The AI researcher, considered one of the godfathers of artificial intelligence, said the threat of human extinction from advanced AI could arrive within five to 10 years, though he urged feeling urgency “in case it’s just three years”, reports The Wall Street Journal.
“So the scenario in ‘2001: A Space Odyssey’ is exactly like this,” Bengio said. “Recent experiments show that in some circumstances where the AI has no choice but between its preservation, which means the goals that it was given, and doing something that causes the death of a human, they might choose the death of the human to preserve their goals.”
The professor at Université de Montréal and the founder and scientific adviser of Mila warned that current safety approaches are insufficient.
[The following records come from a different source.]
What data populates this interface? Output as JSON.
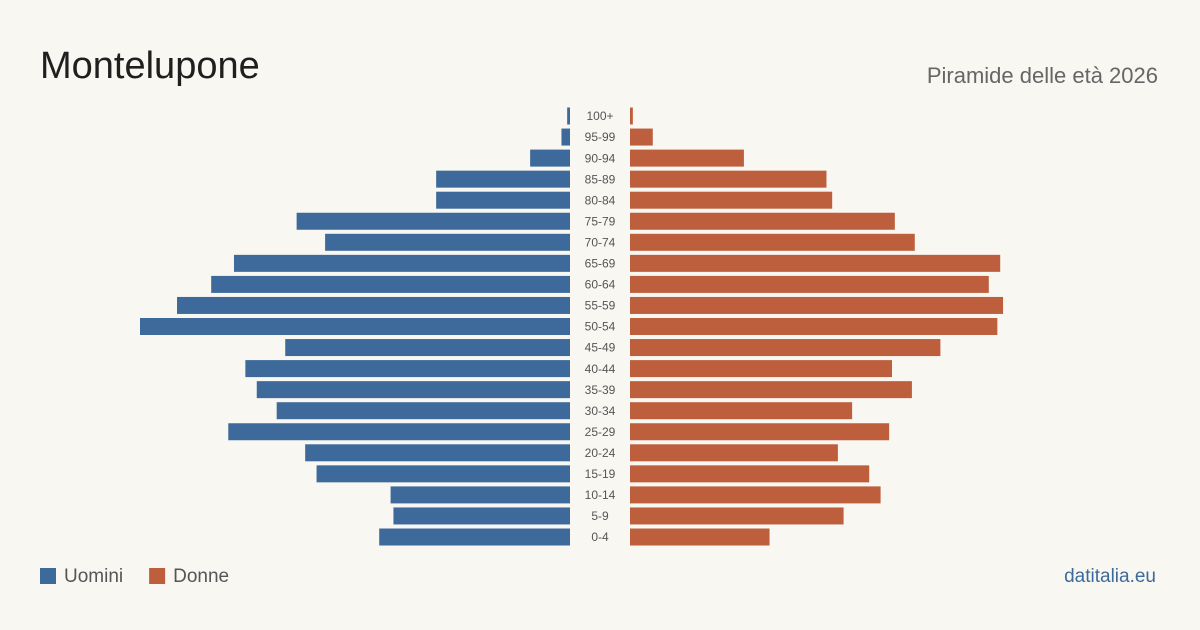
{
  "chart_data": {
    "type": "pyramid",
    "title": "Montelupone",
    "subtitle": "Piramide delle età 2026",
    "source": "datitalia.eu",
    "categories": [
      "100+",
      "95-99",
      "90-94",
      "85-89",
      "80-84",
      "75-79",
      "70-74",
      "65-69",
      "60-64",
      "55-59",
      "50-54",
      "45-49",
      "40-44",
      "35-39",
      "30-34",
      "25-29",
      "20-24",
      "15-19",
      "10-14",
      "5-9",
      "0-4"
    ],
    "series": [
      {
        "name": "Uomini",
        "color": "#3d6a9b",
        "values": [
          1,
          3,
          14,
          47,
          47,
          96,
          86,
          118,
          126,
          138,
          151,
          100,
          114,
          110,
          103,
          120,
          93,
          89,
          63,
          62,
          67
        ]
      },
      {
        "name": "Donne",
        "color": "#bd5f3d",
        "values": [
          1,
          8,
          40,
          69,
          71,
          93,
          100,
          130,
          126,
          131,
          129,
          109,
          92,
          99,
          78,
          91,
          73,
          84,
          88,
          75,
          49
        ]
      }
    ]
  }
}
OpenAI recently stated that the current framework for frontier models will not eliminate hallucinations, he noted, adding that existing safety measures, unfortunately, are not working in a sufficiently reliable way.
“If we build machines that are way smarter than us and have their own preservation goals, that’s dangerous,” Bengio said. He warned such systems could influence people through persuasion, manipulation of public opinion, or helping terrorists build dangerous viruses.
Bengio called for a moratorium on AI model development over two years ago to focus on safety standards, but companies instead invested hundreds of billions of dollars in more advanced models. He launched LawZero earlier this year, a nonprofit research organisation exploring how to build truly safe AI models.
He identified competitive pressure as the biggest barrier to safety work, noting that companies are competing almost on a weekly basis for the next version that will outperform their competitors.